Donald Trump has turned every attempt by prosecutors to put his alleged crimes before a jury into a spectacle that has benefited him financially and contributed to his persecution narrative.
His latest arrest in Georgia is no different.
According to Trump campaign sources, the ex-president has raised more than $7m in donations, merchandise sales and through other means since last Thursday, when Mr Trump appeared in Fulton County, Georgia, to surrender on a number of felony counts.
He is charged with numerous crimes in Georgia related to his effort to alter the state’s 2020 election results and, failing that, to have the state cast its Electoral College votes for him anyway. He has denied committing any crimes in this and the three other criminal cases currently against him.

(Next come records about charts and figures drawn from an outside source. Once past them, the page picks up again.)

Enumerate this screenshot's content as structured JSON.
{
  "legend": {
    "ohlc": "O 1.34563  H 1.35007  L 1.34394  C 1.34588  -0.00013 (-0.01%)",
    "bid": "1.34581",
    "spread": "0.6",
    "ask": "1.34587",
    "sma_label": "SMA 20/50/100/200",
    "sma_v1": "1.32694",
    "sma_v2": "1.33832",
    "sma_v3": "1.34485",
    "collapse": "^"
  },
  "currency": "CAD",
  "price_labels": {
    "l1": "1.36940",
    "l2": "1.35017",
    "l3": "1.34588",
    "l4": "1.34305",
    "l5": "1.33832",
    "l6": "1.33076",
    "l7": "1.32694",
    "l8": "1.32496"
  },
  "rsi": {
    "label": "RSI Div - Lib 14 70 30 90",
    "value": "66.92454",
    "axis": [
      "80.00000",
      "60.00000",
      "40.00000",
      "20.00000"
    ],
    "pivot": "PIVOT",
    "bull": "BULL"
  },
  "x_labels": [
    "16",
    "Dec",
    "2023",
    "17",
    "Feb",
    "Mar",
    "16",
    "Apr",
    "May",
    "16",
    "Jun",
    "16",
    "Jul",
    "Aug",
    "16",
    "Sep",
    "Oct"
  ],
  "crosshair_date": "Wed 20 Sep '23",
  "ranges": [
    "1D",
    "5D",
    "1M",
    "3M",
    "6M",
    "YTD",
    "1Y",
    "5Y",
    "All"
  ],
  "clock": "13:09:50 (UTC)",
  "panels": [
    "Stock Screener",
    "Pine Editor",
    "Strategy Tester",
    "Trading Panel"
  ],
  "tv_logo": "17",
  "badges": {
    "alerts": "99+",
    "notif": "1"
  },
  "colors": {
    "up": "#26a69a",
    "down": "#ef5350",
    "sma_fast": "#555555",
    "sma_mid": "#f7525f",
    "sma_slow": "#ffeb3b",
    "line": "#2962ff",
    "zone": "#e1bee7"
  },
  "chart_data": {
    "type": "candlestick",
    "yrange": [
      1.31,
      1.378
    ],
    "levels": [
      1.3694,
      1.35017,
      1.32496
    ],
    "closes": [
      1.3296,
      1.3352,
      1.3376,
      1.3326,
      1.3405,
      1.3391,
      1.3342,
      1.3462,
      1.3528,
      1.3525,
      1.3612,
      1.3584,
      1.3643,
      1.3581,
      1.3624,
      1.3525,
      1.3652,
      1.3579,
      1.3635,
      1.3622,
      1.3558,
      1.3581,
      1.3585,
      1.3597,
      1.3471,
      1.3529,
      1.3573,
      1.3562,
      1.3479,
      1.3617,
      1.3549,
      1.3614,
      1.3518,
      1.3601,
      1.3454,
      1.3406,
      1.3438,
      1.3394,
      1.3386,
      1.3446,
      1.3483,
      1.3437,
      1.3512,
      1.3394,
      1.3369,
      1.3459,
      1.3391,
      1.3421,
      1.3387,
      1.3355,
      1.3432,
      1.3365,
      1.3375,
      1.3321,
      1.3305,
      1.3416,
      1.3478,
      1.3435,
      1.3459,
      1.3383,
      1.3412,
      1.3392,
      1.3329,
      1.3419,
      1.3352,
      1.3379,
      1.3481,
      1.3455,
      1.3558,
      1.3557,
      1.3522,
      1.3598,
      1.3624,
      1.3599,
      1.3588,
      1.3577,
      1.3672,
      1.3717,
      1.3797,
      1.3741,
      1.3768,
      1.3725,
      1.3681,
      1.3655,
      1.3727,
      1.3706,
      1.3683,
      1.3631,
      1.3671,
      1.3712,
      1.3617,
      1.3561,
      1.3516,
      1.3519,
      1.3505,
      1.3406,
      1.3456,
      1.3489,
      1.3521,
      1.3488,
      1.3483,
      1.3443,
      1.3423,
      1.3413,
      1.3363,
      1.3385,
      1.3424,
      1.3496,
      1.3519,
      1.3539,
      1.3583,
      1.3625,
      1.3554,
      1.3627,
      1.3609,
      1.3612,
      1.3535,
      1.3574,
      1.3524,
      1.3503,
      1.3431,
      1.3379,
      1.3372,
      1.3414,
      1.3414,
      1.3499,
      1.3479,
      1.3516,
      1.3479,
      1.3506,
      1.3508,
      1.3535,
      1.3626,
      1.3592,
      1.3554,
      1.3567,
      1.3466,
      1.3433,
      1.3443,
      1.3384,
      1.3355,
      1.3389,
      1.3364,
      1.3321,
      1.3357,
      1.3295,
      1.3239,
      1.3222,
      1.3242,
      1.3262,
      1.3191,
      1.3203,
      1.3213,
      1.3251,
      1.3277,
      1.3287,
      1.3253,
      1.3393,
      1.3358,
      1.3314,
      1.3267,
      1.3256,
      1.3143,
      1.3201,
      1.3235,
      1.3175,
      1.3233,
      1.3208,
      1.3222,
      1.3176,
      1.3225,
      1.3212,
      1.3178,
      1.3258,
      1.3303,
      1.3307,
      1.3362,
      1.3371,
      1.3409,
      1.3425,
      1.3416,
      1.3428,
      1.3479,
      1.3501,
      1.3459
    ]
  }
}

Ahead of a criminal trial in Georgia, Mr Trump once again turned to social media and his legion of followers to capitalise off his latest misfortuned. That effort came in the form of t-shirts and other merch bearing the historic and surreal mugshot taken by Fulton County police last week, a stunning “first” for the US presidency. His arrest picture was even the catalyst that drew Mr Trump to make his return to Twitter (now “X”), something he had vowed not to do.
Politico first reported that the campaign’s post-arrest fundraising total had passed $7m, with $4.18m alone occurring on Saturday which officials for the Trump campaign said was the best single day total for Mr Trump’s team so far. Email blasts, text messages and other direct advertising was rolled out in a massive effort by Trumpworld to generate as much support and money as possible, the latter being especially important given the ex-president’s climbing legal costs.
Mr Trump’s money haul over the weekend is likely to give his rivals pause as the contenders in the 2024 GOP field writ large try to gain some much-needed traction in the wake of a Trump-less debate in Milwaukee last week. The ex-president was the only prominent GOP candidate to not attend, citing his dominance in the polls and essentially declaring the race decided.
While a number of Republican candidates have seen some success in early caucus states, they continue to battle for second place as Mr Trump continues to dominate both national and statewide polling of the race. As it stands, Mr Trump is the wide favourite to win the 2024 GOP nomination despite (or perhaps because) of the continued efforts of law enforcement to hold him legally accountable for his actions, many of which were taken publicly or have since been supported by recordings or other evidence.
GOP voters, according to polls, largely view the now nearly 100 felony counts against Mr Trump as politically motivated. The counts span a wide range of issues, with the first indictment to drop actually relating to actions allegedly taken by Mr Trump during and shortly after his first campaign for president in 2016.